The Farm Bill Should Make Recovering Losses More Certain
Positively, due to the Farm Bill, decisions relying on the illegality defense should become rare, or maybe even extinct (provided the parties to litigation are not running afoul of agency regulations). This should lend certainty to hemp-related business using the court system to recover losses. In other words, there will be much more freedom to contract with suppliers, vendors, consultants, customers, etc., as well as to enforce breaches of those contracts.
The opportunity will be presented to instill meaningful terms in contracts and expect them to be upheld on a case-by-case basis. For example, exclusive venue provisions can prevent a business from being sued outside of the county or state where it is located (on another party’s home turf). Arbitration clauses and jury waivers can substantially reduce the time and cost of resolving a dispute, as compared to the court system. Indemnification and additional insured provisions should be seen as incredibly important and used frequently, since these provisions are designed to absorb the costs of litigation and settlement where a business is sued but the party it entered into the contract with is really at fault.
Moreover, given the possibility the Farm Bill will result in a great many new businesses entering the industry, established businesses should consider fallback measures when contracting with start-ups that may be incapable of meeting their payment obligations. These measures might include requiring an early retainer; obtaining alien against real estate, furniture, fixtures, or equipment belonging to other party to the written agreement; entering into personal guarantees with the start-up’s principals or investors who, personally, may have access to cash; and/or requiring the start-up to pay for an insurance policy. These types of creative contractual terms and conditions can be expected to receive favorable treatment by the courts once the President signs the Farm Bill.
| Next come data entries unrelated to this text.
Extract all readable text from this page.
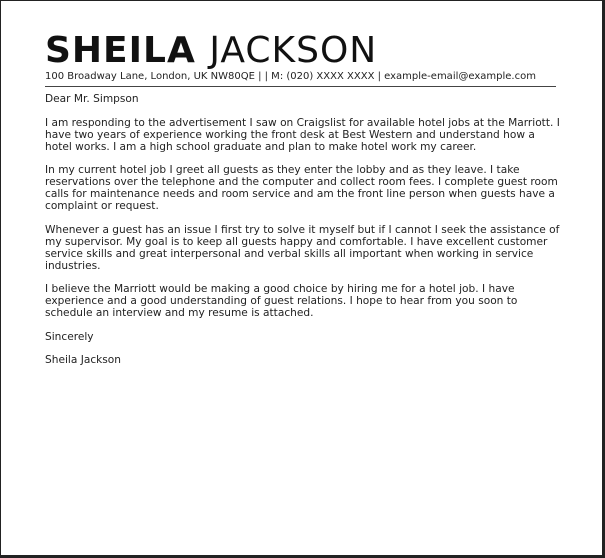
SHEILA JACKSON
100 Broadway Lane, London, UK NW80QE | | M: (020) XXXX XXXX | example-email@example.com

Dear Mr. Simpson

I am responding to the advertisement I saw on Craigslist for available hotel jobs at the Marriott. I have two years of experience working the front desk at Best Western and understand how a hotel works. I am a high school graduate and plan to make hotel work my career.

In my current hotel job I greet all guests as they enter the lobby and as they leave. I take reservations over the telephone and the computer and collect room fees. I complete guest room calls for maintenance needs and room service and am the front line person when guests have a complaint or request.

Whenever a guest has an issue I first try to solve it myself but if I cannot I seek the assistance of my supervisor. My goal is to keep all guests happy and comfortable. I have excellent customer service skills and great interpersonal and verbal skills all important when working in service industries.

I believe the Marriott would be making a good choice by hiring me for a hotel job. I have experience and a good understanding of guest relations. I hope to hear from you soon to schedule an interview and my resume is attached.

Sincerely

Sheila Jackson
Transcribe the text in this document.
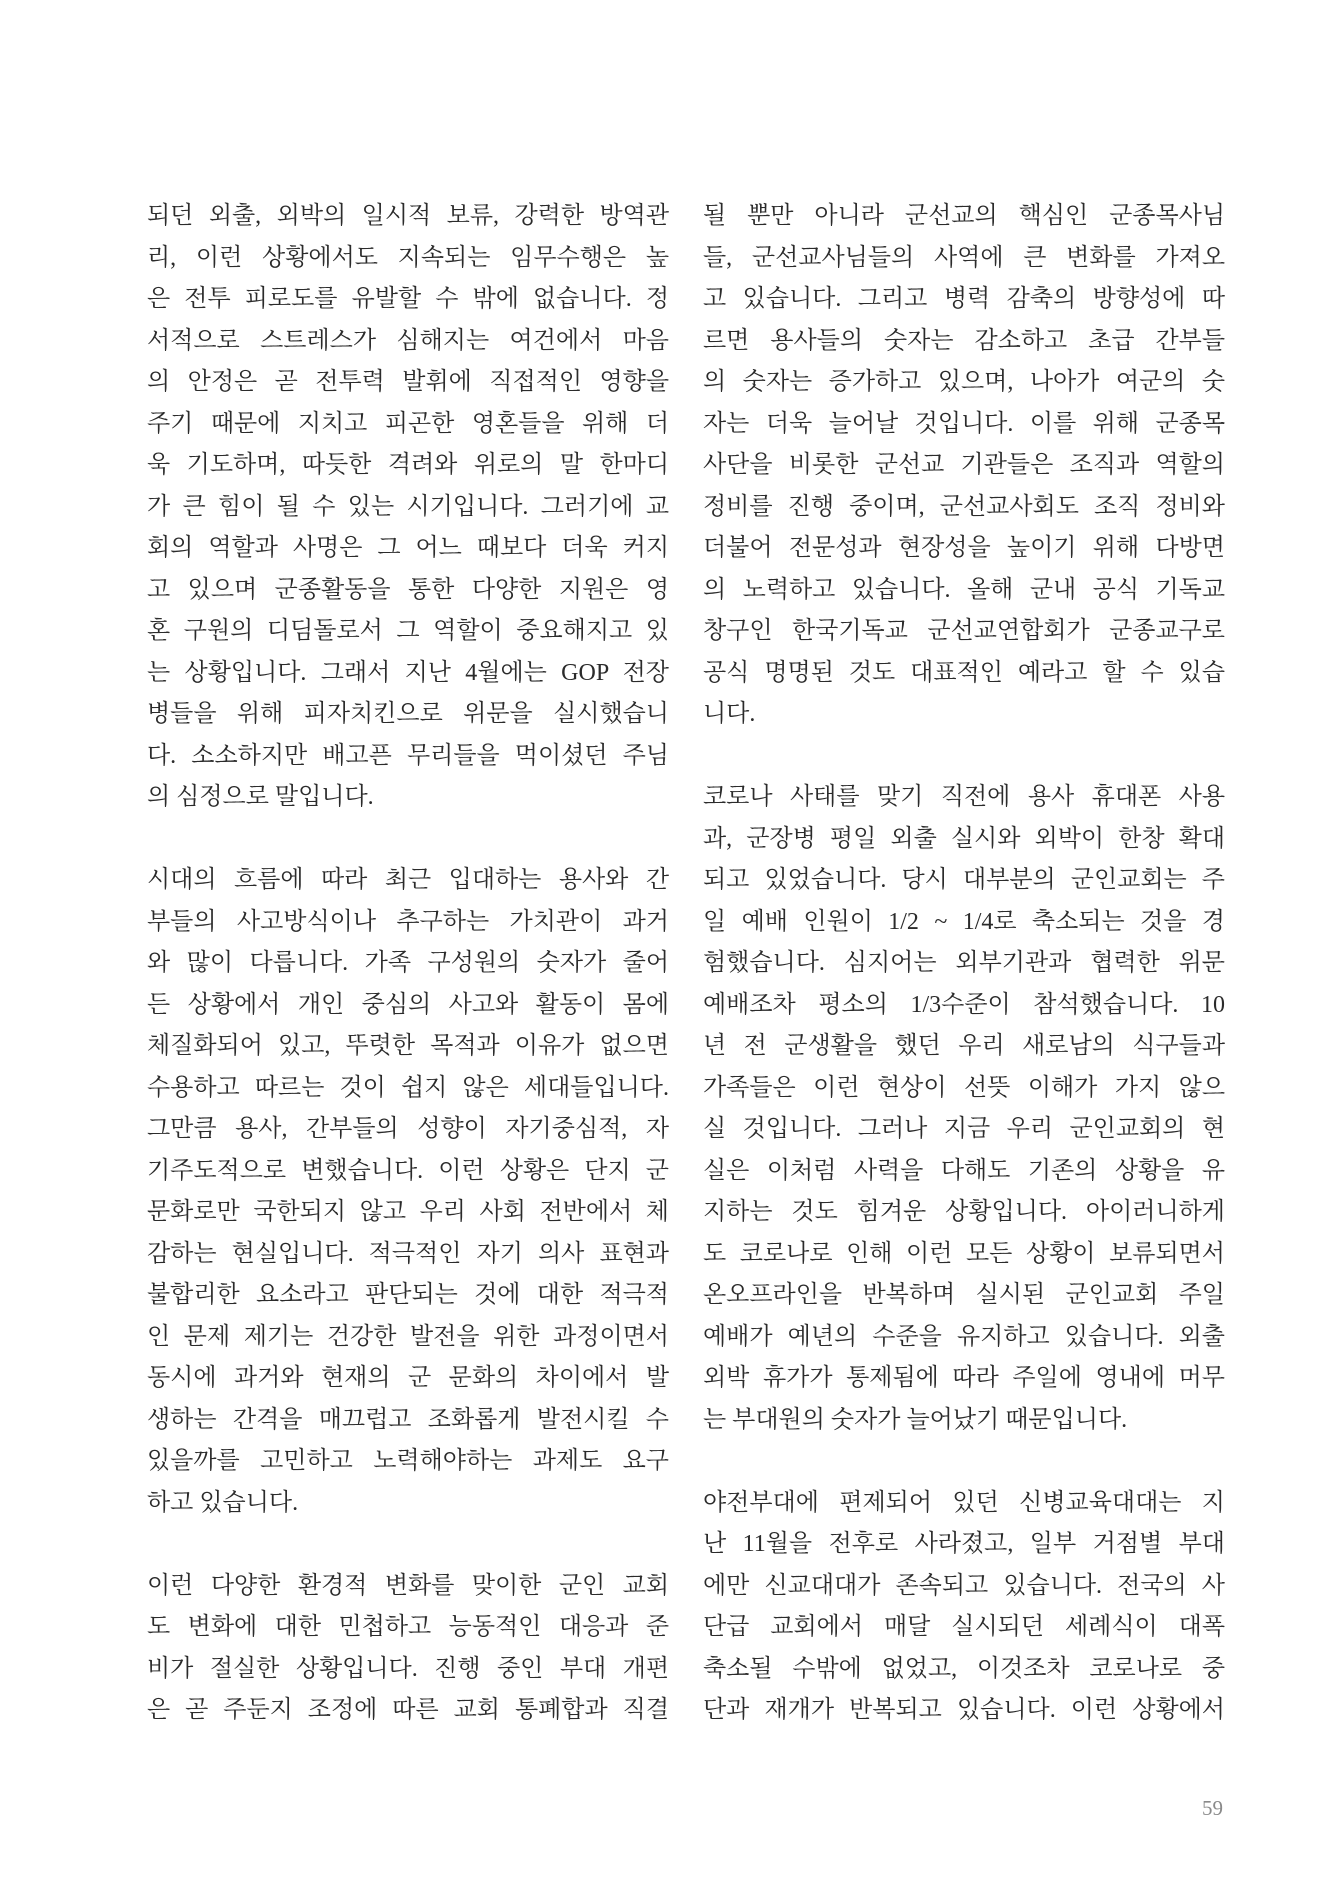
되던 외출, 외박의 일시적 보류, 강력한 방역관
리, 이런 상황에서도 지속되는 임무수행은 높
은 전투 피로도를 유발할 수 밖에 없습니다. 정
서적으로 스트레스가 심해지는 여건에서 마음
의 안정은 곧 전투력 발휘에 직접적인 영향을
주기 때문에 지치고 피곤한 영혼들을 위해 더
욱 기도하며, 따듯한 격려와 위로의 말 한마디
가 큰 힘이 될 수 있는 시기입니다. 그러기에 교
회의 역할과 사명은 그 어느 때보다 더욱 커지
고 있으며 군종활동을 통한 다양한 지원은 영
혼 구원의 디딤돌로서 그 역할이 중요해지고 있
는 상황입니다. 그래서 지난 4월에는 GOP 전장
병들을 위해 피자치킨으로 위문을 실시했습니
다. 소소하지만 배고픈 무리들을 먹이셨던 주님
의 심정으로 말입니다.
시대의 흐름에 따라 최근 입대하는 용사와 간
부들의 사고방식이나 추구하는 가치관이 과거
와 많이 다릅니다. 가족 구성원의 숫자가 줄어
든 상황에서 개인 중심의 사고와 활동이 몸에
체질화되어 있고, 뚜렷한 목적과 이유가 없으면
수용하고 따르는 것이 쉽지 않은 세대들입니다.
그만큼 용사, 간부들의 성향이 자기중심적, 자
기주도적으로 변했습니다. 이런 상황은 단지 군
문화로만 국한되지 않고 우리 사회 전반에서 체
감하는 현실입니다. 적극적인 자기 의사 표현과
불합리한 요소라고 판단되는 것에 대한 적극적
인 문제 제기는 건강한 발전을 위한 과정이면서
동시에 과거와 현재의 군 문화의 차이에서 발
생하는 간격을 매끄럽고 조화롭게 발전시킬 수
있을까를 고민하고 노력해야하는 과제도 요구
하고 있습니다.
이런 다양한 환경적 변화를 맞이한 군인 교회
도 변화에 대한 민첩하고 능동적인 대응과 준
비가 절실한 상황입니다. 진행 중인 부대 개편
은 곧 주둔지 조정에 따른 교회 통폐합과 직결
될 뿐만 아니라 군선교의 핵심인 군종목사님
들, 군선교사님들의 사역에 큰 변화를 가져오
고 있습니다. 그리고 병력 감축의 방향성에 따
르면 용사들의 숫자는 감소하고 초급 간부들
의 숫자는 증가하고 있으며, 나아가 여군의 숫
자는 더욱 늘어날 것입니다. 이를 위해 군종목
사단을 비롯한 군선교 기관들은 조직과 역할의
정비를 진행 중이며, 군선교사회도 조직 정비와
더불어 전문성과 현장성을 높이기 위해 다방면
의 노력하고 있습니다. 올해 군내 공식 기독교
창구인 한국기독교 군선교연합회가 군종교구로
공식 명명된 것도 대표적인 예라고 할 수 있습
니다.
코로나 사태를 맞기 직전에 용사 휴대폰 사용
과, 군장병 평일 외출 실시와 외박이 한창 확대
되고 있었습니다. 당시 대부분의 군인교회는 주
일 예배 인원이 1/2 ~ 1/4로 축소되는 것을 경
험했습니다. 심지어는 외부기관과 협력한 위문
예배조차 평소의 1/3수준이 참석했습니다. 10
년 전 군생활을 했던 우리 새로남의 식구들과
가족들은 이런 현상이 선뜻 이해가 가지 않으
실 것입니다. 그러나 지금 우리 군인교회의 현
실은 이처럼 사력을 다해도 기존의 상황을 유
지하는 것도 힘겨운 상황입니다. 아이러니하게
도 코로나로 인해 이런 모든 상황이 보류되면서
온오프라인을 반복하며 실시된 군인교회 주일
예배가 예년의 수준을 유지하고 있습니다. 외출
외박 휴가가 통제됨에 따라 주일에 영내에 머무
는 부대원의 숫자가 늘어났기 때문입니다.
야전부대에 편제되어 있던 신병교육대대는 지
난 11월을 전후로 사라졌고, 일부 거점별 부대
에만 신교대대가 존속되고 있습니다. 전국의 사
단급 교회에서 매달 실시되던 세례식이 대폭
축소될 수밖에 없었고, 이것조차 코로나로 중
단과 재개가 반복되고 있습니다. 이런 상황에서
59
Of course, it is always best to consult with your company’s in-house attorney or outside general counsel to prepare the best contract possible. An optimal contract should implement protections in case of potential future loss. Importantly, it should also be bilateral and favorable enough for both parties so they will want to continue doing business together for years to come.
1. See N.Y. C.P.L.R. § 3018(b); Carcione v. Rizzo, 154 Misc. 2d 13, 16 (App. Term 1992).
2. Bart St. III v. ACC Enterprises, LLC, No. 2:17-CV-00083, 2018 WL 4682318, at *1 (D. Nev. Sept. 27, 2018).
3. Haeberle v. Lowden, No. 2011-CV-709, 2012 WL 7149098, at *1 (Colo Dist. Ct. Aug. 8, 2012).
4. Tracy v. USAA Casualty Ins. Co., 2012 WL 928186, at *1 (D. Haw. March 16, 2012).